With new regulatory changes on the horizon, such as the Building Safety Bill, contractors will be expected to meet new levels of compliance in line with government legislation. But how can digital adoption help contractors achieve this goal and what methods are currently available? The experts at PlanRadar discuss how the digitisation of the construction industry can pay dividends for contractors
How can contractors’ harness ‘digital adoption’ to ensure compliance at every stage of the construction journey? The start of 2021 has already seen some major changes to the construction industry, most notably the announcement of a new product regulator.
Created in response to the Building Safety Bill, which followed the recommendations of the landmark Hackitt Review and Report, it will monitor the safety of construction products to make sure they’re fit for purpose.
Although this marks a turning point for manufacturers, it also represents a wider theme now at the heart of the construction industry: end-user safety as the top priority. No doubt this will soon usher in a new era of legislation to ensure compliance.
For contractors, this change in perspective is having huge implications. For site managers, the responsibility will fall to them to ensure products are properly installed, to the highest of standards. After all, they represent the final piece of the puzzle, ensuring each build has followed the proper procedures and testing to guarantee occupant safety.
Essentially, the onus is on workers and site management to collaborate in order to ensure all stages of compliance are met and accounted for whilst on site.
The rise of digital
In response to these challenges, the construction industry has developed new ways of working, with digital adoption spearheading the progress of more robust safety standards.
This represents a new age in building for construction professionals, allowing them to harness the power of digital, lowering risk and driving-up quality. This is a topic that has been discussed in great detail by Dame Judith Hackitt in her independent review of building regulations and fire safety.
As part of her findings, Hackitt spoke of the sector’s need to achieve a ‘Golden Thread of information’, an accurate and real-time record of a building. It provides a timeline of what has gone into the structure, from design to occupation, and aims to achieve complete transparency, improving safety standards through a traceable and trackable record of activity.
Digitisation holds the master key to making this ideal a reality, creating virtual blueprints that provide contractors with complete peace of mind, knowing procedures have been properly followed and the highest levels of compliance have been adhered to.
New platforms for a new era
Whilst the ‘Golden Thread’ may appear as blue-sky thinking to some, the reality is that cutting-edge SaaS platforms are now helping to bridge the gap between industry aspirations and practical, real-life deliverables.
Currently, one of the most time-consuming challenges contractors face is completing the myriad of checklists and worksheets that make up a significant part of their working week.
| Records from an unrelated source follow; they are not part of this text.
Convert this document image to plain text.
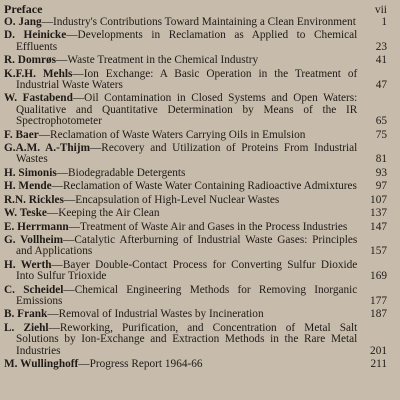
Preface	vii
O. Jang—Industry's Contributions Toward Maintaining a Clean Environment	1
D. Heinicke—Developments in Reclamation as Applied to Chemical Effluents	23
R. Domrøs—Waste Treatment in the Chemical Industry	41
K.F.H. Mehls—Ion Exchange: A Basic Operation in the Treatment of Industrial Waste Waters	47
W. Fastabend—Oil Contamination in Closed Systems and Open Waters: Qualitative and Quantitative Determination by Means of the IR Spectrophotometer	65
F. Baer—Reclamation of Waste Waters Carrying Oils in Emulsion	75
G.A.M. A.-Thijm—Recovery and Utilization of Proteins From Industrial Wastes	81
H. Simonis—Biodegradable Detergents	93
H. Mende—Reclamation of Waste Water Containing Radioactive Admixtures	97
R.N. Rickles—Encapsulation of High-Level Nuclear Wastes	107
W. Teske—Keeping the Air Clean	137
E. Herrmann—Treatment of Waste Air and Gases in the Process Industries	147
G. Vollheim—Catalytic Afterburning of Industrial Waste Gases: Principles and Applications	157
H. Werth—Bayer Double-Contact Process for Converting Sulfur Dioxide Into Sulfur Trioxide	169
C. Scheidel—Chemical Engineering Methods for Removing Inorganic Emissions	177
B. Frank—Removal of Industrial Wastes by Incineration	187
L. Ziehl—Reworking, Purification, and Concentration of Metal Salt Solutions by Ion-Exchange and Extraction Methods in the Rare Metal Industries	201
M. Wullinghoff—Progress Report 1964-66	211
However, through tech such as specially designed apps, this can all be instantly accessed at a click of a button, giving them digital replicas that can be shared easily amongst teams and used while on the site.
Whether site inspections or quality control, this technology is giving essential confidence that there is an accurate and consistent digital record available at each stage of the construction journey. It greatly diminishes the chances of issues being overlooked or falling by the wayside.
Digital: Faster and more efficient
Tech innovations are also increasing the speed and efficiency at which tasks are completed. Improvements in communication tools are helping teams to connect and converse like never before.
For time-strapped contractors, having access to instant communication tools provides a huge advantage. Previously, teams of site workers, who would need to meet face-to-face to discuss plans of action or distribute workloads, can now have instructions issued instantly through a mobile device or tablet.
In-built ticketing systems also allow jobs to be assigned to specific users. Further, the ability to send photo documentation, whether of a completed installation or an issue for resolution, and updated reports in real-time can help side-step unnecessary meetings, negating the need for superfluous journeys.
Utilising this technology also has added benefits during a pandemic. In a climate where site staff are being kept to a bare minimum, SaaS platforms allow communication to flow freely, removing the need for non-essential workers to be physically present on site. This provides yet another service, giving contractors greater oversight and control throughout all areas of the building process.
By industry professionals, for industry professionals
One the main reasons digital adoption is becoming increasingly commonplace among contractors, and the wider construction industry, is that often, the tech has been designed by industry professionals for industry professionals.
This crucial insight forms the foundation of its design, allowing it to be easily adopted into users’ daily routines. Some of the most successful SaaS platforms are those that can be used intuitively with very little ‘tech know-how’, training or guidance. The beauty of apps is that they can be easily downloaded onto existing phones, or tablets, so there’s no need for expensive investments in new hardware.
With so many benefits to be gained by introducing the power of digital, it’s obvious that UK construction should now be taking proactive steps to ensure this becomes industry norm.
Digital also has the capabilities to change and adapt quickly. In a climate where legislation continually evolves, this can pay dividends for companies trying to keep up with the ever-moving goalposts of compliance and safety. With the seismic shift to digital showing little sign of slowing, now is the time for contractors to get on board and realise its full potential. Without it, they could find themselves one-step behind.